Is there ever a right time to bribe kids?
Is it ever okay to bribe kids? You'll be surprised how handy a parenting tool it is!
Getting children to read, or do anything for that matter, when they’ve got their mind set on something else, can be a parent’s worst nightmare. After hours of persuasion, coaxing, sometimes even harsh disciplining, it seems so much easier to settle for a trade-off -- to bribe kids, in short.
An ice-cream for an hour of reading? iPad for completing homework? A new toy for finishing lunch? The list goes on. And the scary part is, incentives have grown such a prominent head in everyday life that kids now expect a reward for fulfilling their most basic duties!
So the question is, is it ever okay to bribe kids? The short answer is, yes, only if we know how to cheat the system. Bribing is at the core of all our human interactions whether we like it or not.
Just take a look at our daily habits. Why are we so willing to part with hundreds of dollars, when all we have is the hope that our skin will look more youthful, or our clothes will fit better. Why do we resonate with some brands and not others?
Bribery is an art, and just like any masterpiece, it takes time, patience and technique for results to reap. Here are some ways you can switch your bribing tactics around so they actually last.
1. Bribe kids as a kick-starter
Of course there are certain activities that are big no-nos for kids. Not surprisingly, the more beneficial, the greater the disdain for it. One such example is reading. Getting your child to love reading is a feat for most of us. This is when bribing has almost similar effects to a magic wand.
I’ve noticed that bribing works tremendously well when I want to kick-start a habit. When it comes to activities such as reading, it’s not easy for children to be naturally fascinated. In fact, most children find it a big challenge to read, and will only willingly delve into it when it gets easy. That is why it’s always better to reward effort than result.

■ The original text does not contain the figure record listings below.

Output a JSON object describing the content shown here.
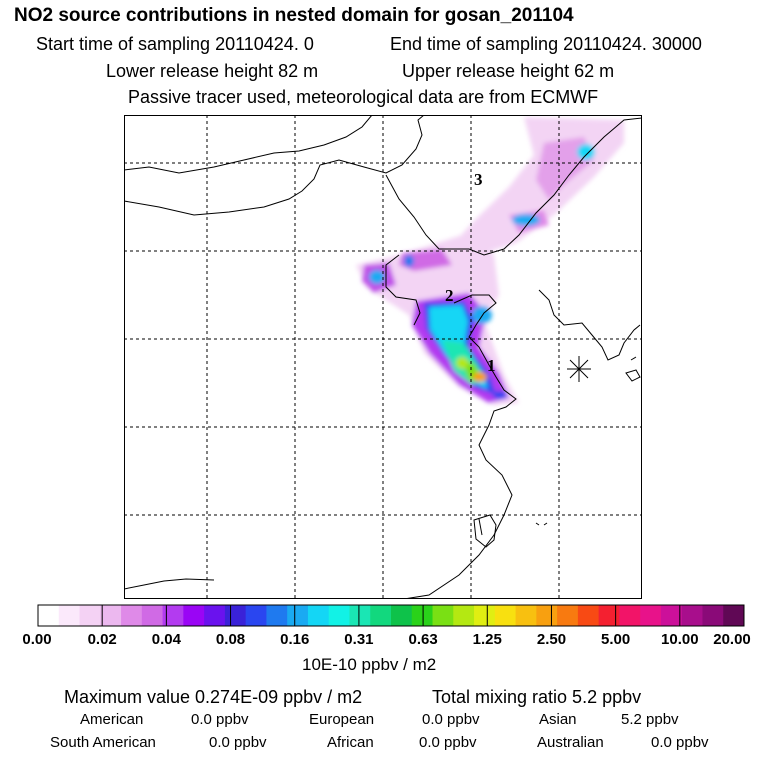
{
  "header": {
    "title": "NO2 source contributions in nested domain for gosan_201104",
    "start_time": "Start time of sampling 20110424.     0",
    "end_time": "End time of sampling 20110424. 30000",
    "lower_release": "Lower release height   82 m",
    "upper_release": "Upper release height   62 m",
    "tracer_note": "Passive tracer used, meteorological data are from ECMWF"
  },
  "map": {
    "source_labels": [
      "1",
      "2",
      "3"
    ],
    "receptor_marker": "station-star"
  },
  "colorbar": {
    "colors": [
      "#ffffff",
      "#fbe9fb",
      "#f4d2f4",
      "#ecb8ef",
      "#df8ae8",
      "#d06ae5",
      "#b33bf0",
      "#9a05f5",
      "#6a12ee",
      "#3a22d8",
      "#2a46f0",
      "#1f7aef",
      "#1aaaf2",
      "#14d6f5",
      "#12f2e6",
      "#1ae6b4",
      "#12d87e",
      "#0ec24a",
      "#2ad21a",
      "#7ae014",
      "#b4e812",
      "#e0ee12",
      "#f8e010",
      "#f8c010",
      "#f8a010",
      "#f87a10",
      "#f84a14",
      "#f42030",
      "#f21468",
      "#e8128a",
      "#cc109a",
      "#a80e8c",
      "#8a0a78",
      "#600855"
    ],
    "tick_labels": [
      "0.00",
      "0.02",
      "0.04",
      "0.08",
      "0.16",
      "0.31",
      "0.63",
      "1.25",
      "2.50",
      "5.00",
      "10.00",
      "20.00"
    ],
    "units": "10E-10 ppbv / m2"
  },
  "summary": {
    "max_value": "Maximum value  0.274E-09 ppbv / m2",
    "total": "Total mixing ratio        5.2 ppbv",
    "regions": [
      {
        "name": "American",
        "value": "0.0 ppbv"
      },
      {
        "name": "European",
        "value": "0.0 ppbv"
      },
      {
        "name": "Asian",
        "value": "5.2 ppbv"
      },
      {
        "name": "South American",
        "value": "0.0 ppbv"
      },
      {
        "name": "African",
        "value": "0.0 ppbv"
      },
      {
        "name": "Australian",
        "value": "0.0 ppbv"
      }
    ]
  }
}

In this case, bribery has to act like a match and ignite that flame in reading. Take it in bite-sized portions. Set achievable goals and entice your child through non-materialistic incentives such as special trips to the library with daddy, or grandma. I usually try to relate the incentive to the skill or habit I want the child to develop. That way, children get excited about the process and learn to look forward to the actual activity.
2. Mask values as bribes
As much as possible, I try to steer clear from materialistic rewards. With external motivations, it’s easy to find yourself upping the ante very quickly to achieve the same result. That’s where I like to mask good values or habits in the form of bribes.

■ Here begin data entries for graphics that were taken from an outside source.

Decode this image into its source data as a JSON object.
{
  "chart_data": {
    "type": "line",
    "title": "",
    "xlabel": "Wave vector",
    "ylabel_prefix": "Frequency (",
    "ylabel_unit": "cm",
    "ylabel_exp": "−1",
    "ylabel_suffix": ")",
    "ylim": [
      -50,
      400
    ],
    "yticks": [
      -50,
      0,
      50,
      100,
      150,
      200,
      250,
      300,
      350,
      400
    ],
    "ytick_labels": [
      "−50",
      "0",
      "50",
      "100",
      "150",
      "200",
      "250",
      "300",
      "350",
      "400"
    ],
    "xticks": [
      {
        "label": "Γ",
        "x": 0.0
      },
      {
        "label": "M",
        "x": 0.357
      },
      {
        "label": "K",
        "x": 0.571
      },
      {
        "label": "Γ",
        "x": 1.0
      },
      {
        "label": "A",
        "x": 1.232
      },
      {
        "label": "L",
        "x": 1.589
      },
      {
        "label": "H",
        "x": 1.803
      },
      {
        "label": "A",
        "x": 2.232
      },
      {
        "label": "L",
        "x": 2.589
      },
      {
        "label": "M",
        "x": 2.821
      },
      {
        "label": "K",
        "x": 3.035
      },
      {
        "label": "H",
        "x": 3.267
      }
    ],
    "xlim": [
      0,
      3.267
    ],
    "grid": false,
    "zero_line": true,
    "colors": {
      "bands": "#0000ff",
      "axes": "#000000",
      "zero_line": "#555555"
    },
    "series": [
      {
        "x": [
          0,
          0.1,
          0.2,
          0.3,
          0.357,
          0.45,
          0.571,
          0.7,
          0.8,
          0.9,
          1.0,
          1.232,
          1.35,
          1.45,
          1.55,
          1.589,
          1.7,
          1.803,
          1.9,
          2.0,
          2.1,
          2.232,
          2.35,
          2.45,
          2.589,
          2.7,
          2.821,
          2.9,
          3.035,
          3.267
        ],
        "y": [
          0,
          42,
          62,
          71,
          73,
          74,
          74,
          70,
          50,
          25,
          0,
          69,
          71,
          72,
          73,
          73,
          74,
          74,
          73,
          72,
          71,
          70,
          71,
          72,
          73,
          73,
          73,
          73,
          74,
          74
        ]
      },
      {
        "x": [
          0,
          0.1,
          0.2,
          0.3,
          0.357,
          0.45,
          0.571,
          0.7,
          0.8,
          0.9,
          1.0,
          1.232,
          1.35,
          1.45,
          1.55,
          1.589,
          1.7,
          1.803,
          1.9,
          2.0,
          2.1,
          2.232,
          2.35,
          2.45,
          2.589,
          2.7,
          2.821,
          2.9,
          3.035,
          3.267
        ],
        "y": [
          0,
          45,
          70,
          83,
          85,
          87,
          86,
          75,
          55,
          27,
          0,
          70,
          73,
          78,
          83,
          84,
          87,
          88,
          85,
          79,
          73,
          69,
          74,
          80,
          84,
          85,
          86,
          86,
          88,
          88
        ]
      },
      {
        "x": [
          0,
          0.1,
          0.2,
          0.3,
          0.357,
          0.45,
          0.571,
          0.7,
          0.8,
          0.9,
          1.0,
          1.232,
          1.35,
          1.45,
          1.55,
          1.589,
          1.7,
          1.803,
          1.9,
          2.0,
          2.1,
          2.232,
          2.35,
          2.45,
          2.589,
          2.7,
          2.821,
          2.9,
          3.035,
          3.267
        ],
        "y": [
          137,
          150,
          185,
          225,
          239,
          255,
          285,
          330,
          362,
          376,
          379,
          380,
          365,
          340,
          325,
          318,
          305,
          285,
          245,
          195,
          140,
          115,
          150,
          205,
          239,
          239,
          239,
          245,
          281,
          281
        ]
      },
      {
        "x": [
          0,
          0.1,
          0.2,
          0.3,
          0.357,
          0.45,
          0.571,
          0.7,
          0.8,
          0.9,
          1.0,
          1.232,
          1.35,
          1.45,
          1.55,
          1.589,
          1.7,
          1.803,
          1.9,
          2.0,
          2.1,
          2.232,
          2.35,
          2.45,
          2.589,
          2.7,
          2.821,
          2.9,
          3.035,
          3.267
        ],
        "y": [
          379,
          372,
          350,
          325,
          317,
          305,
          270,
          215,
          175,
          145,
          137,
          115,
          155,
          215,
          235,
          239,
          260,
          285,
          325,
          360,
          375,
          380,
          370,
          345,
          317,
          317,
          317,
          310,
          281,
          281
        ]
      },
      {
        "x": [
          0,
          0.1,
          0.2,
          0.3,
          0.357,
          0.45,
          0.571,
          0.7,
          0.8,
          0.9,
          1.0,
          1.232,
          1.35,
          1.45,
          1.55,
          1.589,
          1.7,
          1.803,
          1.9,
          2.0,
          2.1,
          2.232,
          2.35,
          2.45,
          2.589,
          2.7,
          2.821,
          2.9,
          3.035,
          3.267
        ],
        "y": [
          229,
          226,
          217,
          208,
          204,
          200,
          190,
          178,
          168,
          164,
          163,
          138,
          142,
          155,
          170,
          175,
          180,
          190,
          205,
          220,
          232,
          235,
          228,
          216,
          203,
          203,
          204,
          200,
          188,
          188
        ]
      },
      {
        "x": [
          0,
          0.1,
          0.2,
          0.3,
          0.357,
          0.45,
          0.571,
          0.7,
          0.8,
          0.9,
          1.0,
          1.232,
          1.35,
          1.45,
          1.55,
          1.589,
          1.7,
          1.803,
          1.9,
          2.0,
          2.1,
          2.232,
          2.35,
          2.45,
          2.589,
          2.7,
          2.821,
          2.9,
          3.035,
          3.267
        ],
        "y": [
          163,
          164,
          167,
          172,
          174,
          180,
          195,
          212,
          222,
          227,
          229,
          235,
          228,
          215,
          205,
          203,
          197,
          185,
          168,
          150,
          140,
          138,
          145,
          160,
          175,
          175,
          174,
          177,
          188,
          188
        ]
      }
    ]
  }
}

Using reading as an example, instead of offering a go on the iPad for every book read, try coming up with interesting challenges such as who read the most books, star charts, late-night reading over the holidays, or best book review. By treating these as rewards from a young age, your child will grow to view these as little treats while at the same time, develop a love for reading.
3. Earn the bribe
Another effective method is letting children ‘pay’ for what they want. This works especially well when your child wants something in particular. For example, if your child wants to earn pocket money, instead of simply handing over cash, get your child to understand the value of money by working for it.
It could be through helping out with household chores or working on side projects. This way, children understand and appreciate the value of money, and also learn that they have to work for the things they want – an essential life lesson!
At the end of the day, bribery is a part of human nature. Instead of fighting against it, be creative and find ways that you can use it to your advantage to teach skills and instil good habits.